As a founding partner in a cutting edge technology consultancy, I should NOT start out an editorial with a title that questions the primacy of all things technical. However, it is easy to see that technology is sexy and demographics are not.
But, truthiness according to Stephen Colbert suggests most of us will quietly admit that demographics are becoming more important now. The lucky thing about my opening statement is that amazing numbers and very bright commentators can back me up.
My favorite author Malcolm Gladwell wrote a long piece for the New Yorker that described a term, dependency ratios, which I believe defines the primary driver of business process innovation for the rest of my life.
This relation between the number of people who aren't of working age and the number of people who are is captured in the dependency ratio.
The following seems to be the most relevant excerpt.
" In Ireland during the sixties, when contraception was illegal, there were ten people who were too old or too young to work for every fourteen people in a position to earn a paycheck. That meant that the country was spending a large percentage of its resources on caring for the young and the old. Last year, Ireland's dependency ratio hit an all-time low: for every ten dependents, it had twenty-two people of working age. That change coincides precisely with the country's extraordinary economic surge.
Demographers estimate that declines in dependency ratios are responsible for about a third of the East Asian economic miracle of the postwar era; this is a part of the world that, in the course of twenty-five years, saw its dependency ratio decline thirty-five per cent. Dependency ratios may also help answer the much-debated question of whether India or China has a brighter economic future. Right now, China is in the midst of what Joseph Chamie, the former director of the United Nations' population division, calls the "sweet spot." In the nineteen-sixties, China brought down its birth rate dramatically; those children are now grown up and in the workforce, and there is no similarly sized class of dependents behind them. India, on the other hand, reduced its birth rate much more slowly and has yet to hit the sweet spot. Its best years are ahead.

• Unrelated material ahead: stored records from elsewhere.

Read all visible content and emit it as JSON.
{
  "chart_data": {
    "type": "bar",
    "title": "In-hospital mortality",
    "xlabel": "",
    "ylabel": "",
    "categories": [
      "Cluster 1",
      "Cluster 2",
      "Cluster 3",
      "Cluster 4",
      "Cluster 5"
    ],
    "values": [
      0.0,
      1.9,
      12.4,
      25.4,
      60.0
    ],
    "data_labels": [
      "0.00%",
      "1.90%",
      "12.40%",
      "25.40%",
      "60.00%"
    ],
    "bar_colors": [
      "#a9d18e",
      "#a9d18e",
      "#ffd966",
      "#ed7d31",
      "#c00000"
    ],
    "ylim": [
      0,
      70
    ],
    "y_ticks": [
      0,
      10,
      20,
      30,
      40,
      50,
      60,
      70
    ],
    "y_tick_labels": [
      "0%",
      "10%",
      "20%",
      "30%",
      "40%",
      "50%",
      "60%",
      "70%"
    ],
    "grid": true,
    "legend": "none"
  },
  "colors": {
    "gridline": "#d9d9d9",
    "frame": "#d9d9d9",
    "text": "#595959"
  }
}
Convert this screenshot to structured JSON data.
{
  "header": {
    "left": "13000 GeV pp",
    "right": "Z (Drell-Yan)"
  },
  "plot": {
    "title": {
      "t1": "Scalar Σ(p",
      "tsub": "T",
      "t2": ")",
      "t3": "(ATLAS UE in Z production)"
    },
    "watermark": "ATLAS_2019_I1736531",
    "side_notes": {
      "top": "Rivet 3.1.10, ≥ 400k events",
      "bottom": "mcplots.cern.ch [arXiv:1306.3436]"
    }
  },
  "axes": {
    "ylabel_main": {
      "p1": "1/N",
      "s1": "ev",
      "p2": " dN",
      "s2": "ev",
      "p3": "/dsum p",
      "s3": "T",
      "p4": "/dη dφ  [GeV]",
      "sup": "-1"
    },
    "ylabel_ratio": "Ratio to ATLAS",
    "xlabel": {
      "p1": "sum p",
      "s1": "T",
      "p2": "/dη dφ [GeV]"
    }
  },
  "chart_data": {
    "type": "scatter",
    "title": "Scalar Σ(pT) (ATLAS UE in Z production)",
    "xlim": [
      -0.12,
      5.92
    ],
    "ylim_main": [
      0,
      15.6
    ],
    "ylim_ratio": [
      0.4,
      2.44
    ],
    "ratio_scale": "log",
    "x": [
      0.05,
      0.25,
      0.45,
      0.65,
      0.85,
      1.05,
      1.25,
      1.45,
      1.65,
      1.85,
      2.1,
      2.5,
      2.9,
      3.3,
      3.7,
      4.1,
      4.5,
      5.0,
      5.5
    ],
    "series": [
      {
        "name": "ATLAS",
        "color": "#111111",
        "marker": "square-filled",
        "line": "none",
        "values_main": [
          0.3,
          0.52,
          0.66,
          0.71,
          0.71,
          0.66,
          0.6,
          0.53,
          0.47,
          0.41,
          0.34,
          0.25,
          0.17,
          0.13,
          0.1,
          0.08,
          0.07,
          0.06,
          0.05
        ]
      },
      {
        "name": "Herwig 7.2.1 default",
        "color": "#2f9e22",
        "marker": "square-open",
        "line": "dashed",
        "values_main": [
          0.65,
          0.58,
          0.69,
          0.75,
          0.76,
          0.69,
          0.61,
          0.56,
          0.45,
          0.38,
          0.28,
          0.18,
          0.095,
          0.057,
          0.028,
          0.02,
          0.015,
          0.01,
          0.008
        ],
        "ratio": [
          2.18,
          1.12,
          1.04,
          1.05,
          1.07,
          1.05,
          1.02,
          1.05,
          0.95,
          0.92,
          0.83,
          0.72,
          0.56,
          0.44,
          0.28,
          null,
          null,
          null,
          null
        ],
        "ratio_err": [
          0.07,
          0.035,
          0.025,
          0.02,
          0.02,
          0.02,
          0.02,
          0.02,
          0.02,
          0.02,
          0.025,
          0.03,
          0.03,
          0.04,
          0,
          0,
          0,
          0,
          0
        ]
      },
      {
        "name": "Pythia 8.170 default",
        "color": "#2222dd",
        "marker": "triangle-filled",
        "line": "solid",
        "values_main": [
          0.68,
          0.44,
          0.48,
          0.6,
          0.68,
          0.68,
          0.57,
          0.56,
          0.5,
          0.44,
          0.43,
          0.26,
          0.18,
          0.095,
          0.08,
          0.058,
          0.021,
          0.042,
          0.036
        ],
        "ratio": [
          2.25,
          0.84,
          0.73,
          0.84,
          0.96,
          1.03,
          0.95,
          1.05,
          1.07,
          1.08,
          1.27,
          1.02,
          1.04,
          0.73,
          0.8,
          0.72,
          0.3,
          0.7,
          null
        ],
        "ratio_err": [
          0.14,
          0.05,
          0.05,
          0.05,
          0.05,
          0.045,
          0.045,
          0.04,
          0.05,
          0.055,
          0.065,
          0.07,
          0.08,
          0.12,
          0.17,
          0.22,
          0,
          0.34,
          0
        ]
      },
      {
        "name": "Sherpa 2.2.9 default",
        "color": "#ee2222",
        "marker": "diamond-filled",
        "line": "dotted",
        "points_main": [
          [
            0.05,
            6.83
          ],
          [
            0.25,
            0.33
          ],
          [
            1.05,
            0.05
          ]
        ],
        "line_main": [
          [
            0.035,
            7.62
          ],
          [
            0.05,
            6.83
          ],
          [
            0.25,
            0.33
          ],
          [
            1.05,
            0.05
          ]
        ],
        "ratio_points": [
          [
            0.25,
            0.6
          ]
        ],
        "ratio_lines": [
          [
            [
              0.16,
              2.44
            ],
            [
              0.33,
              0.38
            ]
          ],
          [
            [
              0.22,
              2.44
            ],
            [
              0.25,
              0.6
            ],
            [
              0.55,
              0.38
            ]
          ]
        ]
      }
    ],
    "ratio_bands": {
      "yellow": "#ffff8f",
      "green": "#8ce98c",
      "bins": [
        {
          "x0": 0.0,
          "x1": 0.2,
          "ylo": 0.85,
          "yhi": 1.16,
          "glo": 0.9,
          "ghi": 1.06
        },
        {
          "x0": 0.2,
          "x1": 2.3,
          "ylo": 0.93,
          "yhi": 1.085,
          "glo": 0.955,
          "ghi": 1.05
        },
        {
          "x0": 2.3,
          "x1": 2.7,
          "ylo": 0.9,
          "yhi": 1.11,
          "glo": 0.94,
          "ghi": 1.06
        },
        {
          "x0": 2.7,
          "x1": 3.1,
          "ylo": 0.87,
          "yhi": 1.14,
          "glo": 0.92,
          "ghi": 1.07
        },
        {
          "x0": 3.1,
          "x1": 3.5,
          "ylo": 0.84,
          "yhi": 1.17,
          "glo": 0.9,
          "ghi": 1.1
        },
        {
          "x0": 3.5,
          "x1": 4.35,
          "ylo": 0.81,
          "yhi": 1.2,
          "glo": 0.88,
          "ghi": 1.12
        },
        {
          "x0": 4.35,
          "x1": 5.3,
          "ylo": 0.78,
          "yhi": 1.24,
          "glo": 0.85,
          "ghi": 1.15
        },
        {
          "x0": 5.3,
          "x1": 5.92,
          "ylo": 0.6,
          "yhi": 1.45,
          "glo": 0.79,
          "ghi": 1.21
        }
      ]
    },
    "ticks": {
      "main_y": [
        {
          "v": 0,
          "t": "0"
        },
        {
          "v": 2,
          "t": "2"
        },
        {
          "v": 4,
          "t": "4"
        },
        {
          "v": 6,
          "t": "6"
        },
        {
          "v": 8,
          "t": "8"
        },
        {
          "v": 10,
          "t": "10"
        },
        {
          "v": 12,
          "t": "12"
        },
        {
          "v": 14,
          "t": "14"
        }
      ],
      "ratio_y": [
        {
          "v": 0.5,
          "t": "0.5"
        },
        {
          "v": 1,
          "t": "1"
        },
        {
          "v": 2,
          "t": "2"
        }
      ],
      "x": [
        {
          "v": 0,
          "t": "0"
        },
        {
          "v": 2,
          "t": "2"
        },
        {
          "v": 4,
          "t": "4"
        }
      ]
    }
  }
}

The logic of dependency ratios, of course, works equally powerfully in reverse. If your economy benefits by having a big bulge of working-age people, then your economy will have a harder time of it when that bulge generation retires, and there are relatively few workers to take their place. For China, the next few decades will be more difficult. "China will peak with a 1-to-2.6 dependency ratio between 2010 and 2015," Bloom says.
"But then it's back to a little over 1-to-1.5 by 2050. That's a pretty dramatic change. Thirty per cent of the Chinese population will be over sixty by 2050. That's four hundred and thirty-two million people." Demographers sometimes say that China is in a race to get rich before it gets old.
Economists have long paid attention to population growth, making the argument that the number of people in a country is either a good thing (spurring innovation) or a bad thing (depleting scarce resources). But an analysis of dependency ratios tells us that what's critical is not just the growth of a population but its structure. "The introduction of demographics has reduced the need for the argument that there was something exceptional about East Asia or idiosyncratic to Africa," Bloom and Canning write, in their study of the Irish economic miracle. "Once age-structure dynamics are introduced into an economic growth model, these regions are much closer to obeying common principles of economic growth."
That's enough with the academic economic speak. Bottomline, as I looked around my Boston College 20th reunion party last weekend, it is obvious that we are getting old and there are plenty of older folks in the workforce ahead of us. This fact is true in all of the "rich" countries in the world. Thanks to advances in healthcare few of us actually drop dead anymore but we all tend to slowly rust away over many years.
So, my point, there is a huge business requirement to deal with this dependency ratio at so many levels. Never before in the history of the world has demographic change at such a massive level been seen. Given the hugely discussed wave of baby boom retirements this requirement to improve business processes is hitting the US over the next decade. It is estimated there will be a net loss of 30 million workers in the US alone.
To bring the challenge down to a granular level,by the time every 6 year old in the US gets to be a vital member of the work force they will need to become 100% more productive than every 40 year old currently in the workforce.
How we go about changing business processes to deal with this challenge becomes a very interesting question. The cool thing is that technically most of the pieces of the solutions including light weight programming methods,customizable communications tools, and Web 2.0 perspectives, are already available to us. We just need to be creative in how we put those pieces together. Innovation that solves the challenges presented by our rapidly evolving dependency ratios will be in high demand and maybe even considered sexy.